Dans un ouvrage récent, Isabelle Sommier définit comme « violence révolutionnaire », les violences commises par les groupes clandestins d’extrême-gauche pendant les années 1970. Le refus de procéder à des attentats contre la population civile et le recours privilégié à l’assassinat politique motivent cette différenciation (Sommier, 2008, p. 17). Pourtant, elle écrivait précédemment que l’assassinat politique partage une « relation évidente avec le terrorisme » : « De son origine historique et sémantique, l’assassinat a gardé les connotations négatives d’une action de l’ombre perfide et immorale qui signerait le manque de courage de ses auteurs. Connotations que partage le terrorisme » (Sommier, 2000, p. 105).

13.

« D’abord, parler de “violence politique” et non de “terrorisme” permet d’éviter les impasses auxquelles conduit immanquablement l’usage de ce terme politiquement et moralement connoté », (Bonelli, 2005, p. 102).

14.

Richard Jackson, « Why We Need Critical Terrorism Studies », E-international relations, 4 août 2008, [en ligne], http://www.e-ir.info/?p=432#_edn1 , site visité le 14 septembre 2008.

15.

Ainsi quelques chiffres qui n’ont pour vocation que d’illustrer la prégnance de pratiques ou de sentiments racistes au sein de la population française. « Un homme qui porte un prénom et un nom maghrébin, résidant à Paris, d’apparence standard, a cinq fois moins de chance qu’un homme aux nom et prénom français, “blanc de peau”, “d’apparence standard”, d’obtenir une convocation à un entretien d’embauche après envoi d’un CV similaire », Fauroux Roger, 2005, « La lutte contre les discriminations ethniques dans le domaine de l’emploi », Haute Autorité de Lutte contre les Discriminations et pour l’Égalité, juillet [en ligne] http://www.halde.fr/IMG/alexandrie/23.pdf , site visité le 4 décembre 2008. Un sondage BVA informait que près de neuf Français sur dix estimait que le racisme était une chose répandue (25% disant qu’il est “très” répandu et 65% “plutôt” répandu) tandis que 42% des sondés jugeaient « trop important » le nombre d’immigrés en France, « Xénophobie, antisémitisme, racisme et antiracisme en France », institut BVA, sondage réalisé entre le 24 et le 26 novembre 2004, [en ligne] http://www.bva.fr/sondages.php?id=261 . Consulté le 8 décembre 2008.

16.

« Le discours politique n’a pas bonne réputation.
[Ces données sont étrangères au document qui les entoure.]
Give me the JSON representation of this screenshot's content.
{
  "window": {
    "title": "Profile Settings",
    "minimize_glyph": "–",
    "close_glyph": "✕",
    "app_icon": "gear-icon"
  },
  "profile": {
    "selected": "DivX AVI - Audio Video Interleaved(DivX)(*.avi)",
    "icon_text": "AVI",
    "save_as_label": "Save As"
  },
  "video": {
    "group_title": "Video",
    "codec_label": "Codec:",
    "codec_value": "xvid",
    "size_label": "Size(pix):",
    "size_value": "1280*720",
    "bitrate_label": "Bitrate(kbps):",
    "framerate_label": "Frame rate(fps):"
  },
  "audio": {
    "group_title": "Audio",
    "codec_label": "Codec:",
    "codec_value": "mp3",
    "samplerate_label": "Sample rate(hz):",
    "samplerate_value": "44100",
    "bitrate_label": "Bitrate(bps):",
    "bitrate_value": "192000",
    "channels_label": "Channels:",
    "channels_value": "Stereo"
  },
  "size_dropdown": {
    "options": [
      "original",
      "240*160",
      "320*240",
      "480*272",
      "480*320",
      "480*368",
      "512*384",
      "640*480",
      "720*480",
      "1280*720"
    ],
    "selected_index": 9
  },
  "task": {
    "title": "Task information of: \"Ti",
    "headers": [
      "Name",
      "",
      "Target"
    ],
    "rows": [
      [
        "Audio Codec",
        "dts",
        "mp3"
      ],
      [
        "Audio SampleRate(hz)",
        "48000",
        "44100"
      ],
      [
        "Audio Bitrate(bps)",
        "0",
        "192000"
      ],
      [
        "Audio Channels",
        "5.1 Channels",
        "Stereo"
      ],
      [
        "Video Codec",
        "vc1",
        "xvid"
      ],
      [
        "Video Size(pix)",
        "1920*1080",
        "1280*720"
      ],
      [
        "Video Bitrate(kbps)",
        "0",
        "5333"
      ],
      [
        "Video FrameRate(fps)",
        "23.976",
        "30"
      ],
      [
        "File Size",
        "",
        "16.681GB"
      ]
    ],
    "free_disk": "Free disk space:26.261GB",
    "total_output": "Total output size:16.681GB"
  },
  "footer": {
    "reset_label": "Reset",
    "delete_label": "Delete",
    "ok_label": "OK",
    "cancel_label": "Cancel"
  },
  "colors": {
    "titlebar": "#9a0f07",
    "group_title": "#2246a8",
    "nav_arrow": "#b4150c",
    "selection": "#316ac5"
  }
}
Stigmatisé aussi bien pour ses lourdeurs formelles que pour son caractère mensonger (il suffit de penser à la fortune de l’expression “langue de bois”), il semble aujourd’hui condamné au mépris, sinon l’insignifiance. “Vide”, “creux”, “prévisible”, il cumule les handicaps au point d’apparaître comme l’attribut le moins honorable de ceux qui se livrent à l’activité politique » (Le Bart, 1998, p. 3).